The book’s publication was initiated by members of the Directorate: Army Strategic Direction, who were responsible for the formulation of SA Army strategies, and also for the conduct of research in support of the development and implementation of such strategies.

He said the concept was one of the crucial elements of the SA Army’s approach to and successful conduct of peace missions and peace-building on the continent and had become one of the focus areas for research and development. Although the concept was not new, it had been the focus of a great variety of academic research. “It has proven to be an extremely complex, contested and value-laden field of study that in most cases provides more questions than answers,” he said.

Apart from the relevance of the implications for the SA Army, PCRD has been a stated aim of the UN’s post-Cold War peacekeeping missions and mandates. It now includes a far broader range of tasks when compared to traditional peacekeeping missions of the past. He said this was a priority area of the African Peace and Security Agenda since the adoption of the African Union PCRD policy framework in 2006.

Since then, PCRD has become one of the tools designed to curb the severity and repetitive nature of conflict in Africa. These developments have prompted a number of visits by members of the SA Army to SADC countries, including Botswana, United Republic of Tanzania, and to the headquarters of the African Union, in Addis Ababa.

History and academic research show that the operationalisation of the PCRD concept requires a holistic rethinking of the concepts and strategies that are being developed for PCRD. He suggested this required new thinking about how the military needed to organise, prepare and equip itself to contribute successfully to post-conflict reconstruction, to provide basic services and to sustain the progress. “This in turn required a reassessment of the strategies, force design, force structure and capabilities, as well as resources of all 21st century African militaries.”

Rudman said the book assisted in developing new insights into the capability requirements for militaries to participate in PCRD, and to clarify the roles and functions of members of the SA Army within the concept of PCRD. “It aims at defining the future trajectory and capability requirements to fulfil PCRD tasks during peace missions on the continent,” he said. He valued the insights offered by the contributing authors, which showed a holistic appreciation of the processes, functioning, operational and policy implications of PCRD in Africa.

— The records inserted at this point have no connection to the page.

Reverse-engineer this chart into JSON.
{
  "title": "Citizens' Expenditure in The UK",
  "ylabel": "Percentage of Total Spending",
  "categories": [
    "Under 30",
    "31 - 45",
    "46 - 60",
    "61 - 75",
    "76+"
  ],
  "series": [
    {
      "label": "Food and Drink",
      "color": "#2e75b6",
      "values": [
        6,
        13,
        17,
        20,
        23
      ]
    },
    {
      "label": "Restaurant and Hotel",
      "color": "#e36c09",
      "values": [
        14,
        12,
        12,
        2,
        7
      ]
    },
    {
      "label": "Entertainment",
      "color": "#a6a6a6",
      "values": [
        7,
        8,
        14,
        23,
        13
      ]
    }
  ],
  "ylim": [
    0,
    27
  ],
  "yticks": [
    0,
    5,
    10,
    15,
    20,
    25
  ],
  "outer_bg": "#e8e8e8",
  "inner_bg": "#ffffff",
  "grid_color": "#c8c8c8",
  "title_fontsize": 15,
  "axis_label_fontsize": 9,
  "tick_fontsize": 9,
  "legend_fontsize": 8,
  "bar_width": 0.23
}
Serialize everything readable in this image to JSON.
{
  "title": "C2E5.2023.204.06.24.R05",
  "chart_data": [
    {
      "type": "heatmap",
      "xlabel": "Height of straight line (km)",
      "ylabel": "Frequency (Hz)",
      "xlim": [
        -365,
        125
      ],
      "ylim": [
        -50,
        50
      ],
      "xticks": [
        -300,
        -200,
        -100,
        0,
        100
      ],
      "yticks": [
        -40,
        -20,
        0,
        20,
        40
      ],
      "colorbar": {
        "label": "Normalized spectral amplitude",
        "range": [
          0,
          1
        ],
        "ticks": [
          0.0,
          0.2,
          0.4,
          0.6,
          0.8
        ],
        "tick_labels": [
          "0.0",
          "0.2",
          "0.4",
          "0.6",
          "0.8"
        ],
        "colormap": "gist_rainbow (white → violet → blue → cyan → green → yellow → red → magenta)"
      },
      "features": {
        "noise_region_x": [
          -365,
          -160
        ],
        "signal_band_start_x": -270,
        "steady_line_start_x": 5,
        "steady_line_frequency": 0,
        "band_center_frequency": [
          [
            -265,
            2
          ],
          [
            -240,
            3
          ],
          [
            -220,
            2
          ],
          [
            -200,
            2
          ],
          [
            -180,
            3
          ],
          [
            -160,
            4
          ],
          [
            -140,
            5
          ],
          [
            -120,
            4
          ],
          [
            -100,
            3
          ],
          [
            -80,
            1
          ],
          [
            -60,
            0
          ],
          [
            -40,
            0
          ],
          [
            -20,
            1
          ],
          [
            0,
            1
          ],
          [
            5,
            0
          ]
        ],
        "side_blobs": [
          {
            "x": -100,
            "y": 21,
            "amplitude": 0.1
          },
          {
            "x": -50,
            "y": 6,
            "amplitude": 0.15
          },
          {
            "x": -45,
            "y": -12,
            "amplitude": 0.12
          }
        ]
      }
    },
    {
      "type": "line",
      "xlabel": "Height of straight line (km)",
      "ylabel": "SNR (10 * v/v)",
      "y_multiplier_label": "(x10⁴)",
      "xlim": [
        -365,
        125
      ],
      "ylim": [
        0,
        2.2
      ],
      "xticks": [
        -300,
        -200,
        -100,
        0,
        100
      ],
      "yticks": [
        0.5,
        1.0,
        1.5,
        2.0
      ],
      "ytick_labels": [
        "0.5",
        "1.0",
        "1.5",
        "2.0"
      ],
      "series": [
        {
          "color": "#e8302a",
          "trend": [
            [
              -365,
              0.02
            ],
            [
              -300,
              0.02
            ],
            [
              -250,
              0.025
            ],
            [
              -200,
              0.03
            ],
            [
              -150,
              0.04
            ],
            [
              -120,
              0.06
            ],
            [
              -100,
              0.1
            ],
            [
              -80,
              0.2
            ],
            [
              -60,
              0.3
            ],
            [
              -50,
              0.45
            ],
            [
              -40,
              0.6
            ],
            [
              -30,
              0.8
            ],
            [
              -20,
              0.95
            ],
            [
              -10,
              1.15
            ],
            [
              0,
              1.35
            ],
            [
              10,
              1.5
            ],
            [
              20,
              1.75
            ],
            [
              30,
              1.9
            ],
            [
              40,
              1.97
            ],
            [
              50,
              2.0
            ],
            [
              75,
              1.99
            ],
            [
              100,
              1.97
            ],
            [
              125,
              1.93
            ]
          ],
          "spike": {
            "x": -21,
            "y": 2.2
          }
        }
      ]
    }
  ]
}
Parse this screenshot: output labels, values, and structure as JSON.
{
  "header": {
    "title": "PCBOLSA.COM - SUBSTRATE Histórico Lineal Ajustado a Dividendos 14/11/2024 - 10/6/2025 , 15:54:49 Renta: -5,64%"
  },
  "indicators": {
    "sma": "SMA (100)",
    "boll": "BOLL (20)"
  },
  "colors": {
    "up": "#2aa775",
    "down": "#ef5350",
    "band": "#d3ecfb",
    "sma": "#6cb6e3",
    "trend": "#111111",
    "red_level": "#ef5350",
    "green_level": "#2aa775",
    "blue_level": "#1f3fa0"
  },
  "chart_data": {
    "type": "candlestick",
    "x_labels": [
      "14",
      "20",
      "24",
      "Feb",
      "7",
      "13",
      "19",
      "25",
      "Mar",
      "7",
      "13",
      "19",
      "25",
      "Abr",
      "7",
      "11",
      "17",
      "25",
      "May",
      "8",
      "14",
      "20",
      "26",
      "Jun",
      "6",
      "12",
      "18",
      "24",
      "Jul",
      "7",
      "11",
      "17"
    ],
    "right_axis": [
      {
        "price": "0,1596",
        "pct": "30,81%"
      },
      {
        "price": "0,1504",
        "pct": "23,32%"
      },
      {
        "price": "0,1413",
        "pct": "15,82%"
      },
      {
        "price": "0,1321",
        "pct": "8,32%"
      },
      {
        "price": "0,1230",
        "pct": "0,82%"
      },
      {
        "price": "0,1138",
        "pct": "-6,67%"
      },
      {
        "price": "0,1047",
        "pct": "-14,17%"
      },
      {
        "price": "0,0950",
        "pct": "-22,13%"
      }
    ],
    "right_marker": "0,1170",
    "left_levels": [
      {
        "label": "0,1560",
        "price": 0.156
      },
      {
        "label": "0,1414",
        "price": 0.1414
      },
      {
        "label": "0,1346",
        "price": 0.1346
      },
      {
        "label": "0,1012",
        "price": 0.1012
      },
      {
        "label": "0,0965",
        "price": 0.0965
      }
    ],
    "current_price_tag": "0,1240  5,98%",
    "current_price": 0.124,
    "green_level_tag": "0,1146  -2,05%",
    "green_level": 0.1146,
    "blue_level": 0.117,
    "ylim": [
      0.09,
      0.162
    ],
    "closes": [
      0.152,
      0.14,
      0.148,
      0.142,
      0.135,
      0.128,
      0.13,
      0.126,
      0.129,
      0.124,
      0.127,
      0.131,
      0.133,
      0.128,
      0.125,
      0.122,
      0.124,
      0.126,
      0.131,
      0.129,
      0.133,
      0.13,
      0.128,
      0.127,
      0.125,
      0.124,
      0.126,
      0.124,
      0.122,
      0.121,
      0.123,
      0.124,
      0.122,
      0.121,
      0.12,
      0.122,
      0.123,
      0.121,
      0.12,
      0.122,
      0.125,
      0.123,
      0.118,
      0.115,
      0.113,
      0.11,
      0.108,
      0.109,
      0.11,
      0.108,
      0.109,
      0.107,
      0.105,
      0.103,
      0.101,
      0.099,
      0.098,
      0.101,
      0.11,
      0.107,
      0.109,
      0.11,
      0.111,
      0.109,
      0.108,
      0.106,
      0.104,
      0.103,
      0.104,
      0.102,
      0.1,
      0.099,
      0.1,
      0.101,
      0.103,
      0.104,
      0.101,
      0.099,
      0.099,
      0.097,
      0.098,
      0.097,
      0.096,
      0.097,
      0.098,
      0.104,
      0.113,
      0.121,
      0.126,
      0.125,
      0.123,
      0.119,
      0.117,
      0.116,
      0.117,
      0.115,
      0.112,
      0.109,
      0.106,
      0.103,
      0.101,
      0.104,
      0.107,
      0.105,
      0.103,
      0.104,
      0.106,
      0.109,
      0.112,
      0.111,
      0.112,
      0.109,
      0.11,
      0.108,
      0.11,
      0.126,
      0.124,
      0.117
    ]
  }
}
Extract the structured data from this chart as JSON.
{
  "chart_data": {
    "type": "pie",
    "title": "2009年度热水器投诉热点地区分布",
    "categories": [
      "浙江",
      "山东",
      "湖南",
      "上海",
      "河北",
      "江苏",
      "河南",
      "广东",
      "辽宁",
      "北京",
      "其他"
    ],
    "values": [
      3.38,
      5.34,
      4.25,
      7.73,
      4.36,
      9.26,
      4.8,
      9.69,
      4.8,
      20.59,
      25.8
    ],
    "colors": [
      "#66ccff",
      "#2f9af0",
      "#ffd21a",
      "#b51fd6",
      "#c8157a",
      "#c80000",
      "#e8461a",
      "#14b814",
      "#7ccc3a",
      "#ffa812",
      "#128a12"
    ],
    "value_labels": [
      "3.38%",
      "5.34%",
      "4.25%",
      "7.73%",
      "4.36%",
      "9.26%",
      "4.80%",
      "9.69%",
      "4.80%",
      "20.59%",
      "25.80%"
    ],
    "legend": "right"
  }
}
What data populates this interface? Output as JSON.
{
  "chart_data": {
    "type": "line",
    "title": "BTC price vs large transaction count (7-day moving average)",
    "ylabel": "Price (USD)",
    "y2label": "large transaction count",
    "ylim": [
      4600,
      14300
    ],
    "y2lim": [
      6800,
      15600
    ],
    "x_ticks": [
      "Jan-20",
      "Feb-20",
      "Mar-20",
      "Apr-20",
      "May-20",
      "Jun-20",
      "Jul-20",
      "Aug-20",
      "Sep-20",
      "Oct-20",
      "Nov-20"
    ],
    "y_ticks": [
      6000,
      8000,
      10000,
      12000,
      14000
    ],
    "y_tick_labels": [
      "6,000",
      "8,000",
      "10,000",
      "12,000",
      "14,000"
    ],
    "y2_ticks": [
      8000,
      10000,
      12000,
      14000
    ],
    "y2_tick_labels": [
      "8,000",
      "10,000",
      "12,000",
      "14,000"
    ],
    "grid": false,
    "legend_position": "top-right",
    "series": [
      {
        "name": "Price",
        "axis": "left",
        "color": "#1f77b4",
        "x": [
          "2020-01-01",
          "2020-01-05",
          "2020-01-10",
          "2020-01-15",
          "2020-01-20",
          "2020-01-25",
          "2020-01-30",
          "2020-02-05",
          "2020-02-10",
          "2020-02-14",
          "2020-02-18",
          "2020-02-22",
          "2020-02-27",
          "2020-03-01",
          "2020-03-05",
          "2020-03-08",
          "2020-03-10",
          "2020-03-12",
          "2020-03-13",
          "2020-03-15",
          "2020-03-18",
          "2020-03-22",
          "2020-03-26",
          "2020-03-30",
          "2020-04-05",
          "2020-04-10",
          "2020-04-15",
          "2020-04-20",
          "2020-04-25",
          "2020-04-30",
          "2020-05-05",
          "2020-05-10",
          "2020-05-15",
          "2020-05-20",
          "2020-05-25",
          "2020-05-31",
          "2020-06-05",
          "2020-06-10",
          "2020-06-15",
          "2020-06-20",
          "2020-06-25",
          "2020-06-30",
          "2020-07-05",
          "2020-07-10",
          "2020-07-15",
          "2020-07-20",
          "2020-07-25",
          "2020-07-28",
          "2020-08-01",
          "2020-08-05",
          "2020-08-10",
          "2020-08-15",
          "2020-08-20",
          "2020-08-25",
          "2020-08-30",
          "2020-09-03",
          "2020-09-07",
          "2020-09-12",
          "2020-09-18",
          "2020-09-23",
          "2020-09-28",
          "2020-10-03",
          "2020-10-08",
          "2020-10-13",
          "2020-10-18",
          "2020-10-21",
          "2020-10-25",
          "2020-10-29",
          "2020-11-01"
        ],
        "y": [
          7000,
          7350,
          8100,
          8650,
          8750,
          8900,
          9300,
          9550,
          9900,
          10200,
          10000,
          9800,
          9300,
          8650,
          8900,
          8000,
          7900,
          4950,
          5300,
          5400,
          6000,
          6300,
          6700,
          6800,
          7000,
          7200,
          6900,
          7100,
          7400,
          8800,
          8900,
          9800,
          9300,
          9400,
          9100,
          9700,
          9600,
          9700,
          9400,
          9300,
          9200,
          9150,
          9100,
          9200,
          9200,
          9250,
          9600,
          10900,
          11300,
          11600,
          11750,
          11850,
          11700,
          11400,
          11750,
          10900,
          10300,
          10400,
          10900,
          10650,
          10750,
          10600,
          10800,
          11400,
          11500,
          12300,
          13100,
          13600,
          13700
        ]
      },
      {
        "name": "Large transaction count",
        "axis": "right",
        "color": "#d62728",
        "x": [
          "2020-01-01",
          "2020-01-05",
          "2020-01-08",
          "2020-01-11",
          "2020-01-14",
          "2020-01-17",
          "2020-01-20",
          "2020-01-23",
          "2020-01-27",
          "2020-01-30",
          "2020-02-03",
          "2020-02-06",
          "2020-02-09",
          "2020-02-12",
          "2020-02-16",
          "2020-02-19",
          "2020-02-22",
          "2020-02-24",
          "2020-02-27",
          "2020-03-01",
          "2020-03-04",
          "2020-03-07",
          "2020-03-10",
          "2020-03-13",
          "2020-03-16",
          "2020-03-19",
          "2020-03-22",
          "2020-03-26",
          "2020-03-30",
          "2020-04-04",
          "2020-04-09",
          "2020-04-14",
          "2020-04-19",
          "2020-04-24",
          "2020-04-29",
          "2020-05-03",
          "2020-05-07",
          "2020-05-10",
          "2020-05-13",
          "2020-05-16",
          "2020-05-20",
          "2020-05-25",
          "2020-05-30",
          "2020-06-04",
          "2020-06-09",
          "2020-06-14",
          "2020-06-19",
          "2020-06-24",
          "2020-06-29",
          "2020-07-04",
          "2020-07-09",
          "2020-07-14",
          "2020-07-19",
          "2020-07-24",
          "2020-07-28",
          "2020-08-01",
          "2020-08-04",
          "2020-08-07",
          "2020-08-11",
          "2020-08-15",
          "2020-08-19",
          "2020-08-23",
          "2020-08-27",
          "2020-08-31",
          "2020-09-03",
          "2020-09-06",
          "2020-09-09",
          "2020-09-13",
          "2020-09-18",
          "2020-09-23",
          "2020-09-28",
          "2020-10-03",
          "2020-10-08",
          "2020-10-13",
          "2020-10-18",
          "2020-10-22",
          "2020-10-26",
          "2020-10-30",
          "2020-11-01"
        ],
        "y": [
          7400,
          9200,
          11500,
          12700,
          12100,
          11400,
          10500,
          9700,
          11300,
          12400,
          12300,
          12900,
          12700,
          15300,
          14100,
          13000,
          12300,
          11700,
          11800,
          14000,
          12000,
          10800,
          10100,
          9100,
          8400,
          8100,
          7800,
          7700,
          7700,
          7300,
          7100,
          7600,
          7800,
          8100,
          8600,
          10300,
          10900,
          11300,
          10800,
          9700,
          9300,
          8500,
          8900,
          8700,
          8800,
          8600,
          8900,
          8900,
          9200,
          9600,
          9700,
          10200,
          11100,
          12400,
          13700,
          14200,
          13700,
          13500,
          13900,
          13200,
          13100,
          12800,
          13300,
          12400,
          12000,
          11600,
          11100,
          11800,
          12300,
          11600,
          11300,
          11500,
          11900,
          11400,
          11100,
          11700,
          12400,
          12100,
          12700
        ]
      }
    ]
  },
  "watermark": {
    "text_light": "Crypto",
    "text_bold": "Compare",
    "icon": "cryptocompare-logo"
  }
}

He welcomed and thanked professors Theo Neethling (co-editor) and peer reviewer, Hussein Solomon, who discussed the pertinent aspects of the book in thoughtful and conscientious detail. Their fascinating reflections on the book and its contributors confirmed that this scholarly title will be useful – not only for the SA Army – but for local and international academics interested in political science, international relations and African studies. It will also be of great interest to the general public interested in military affairs, current affairs and peacebuilding in the African continent.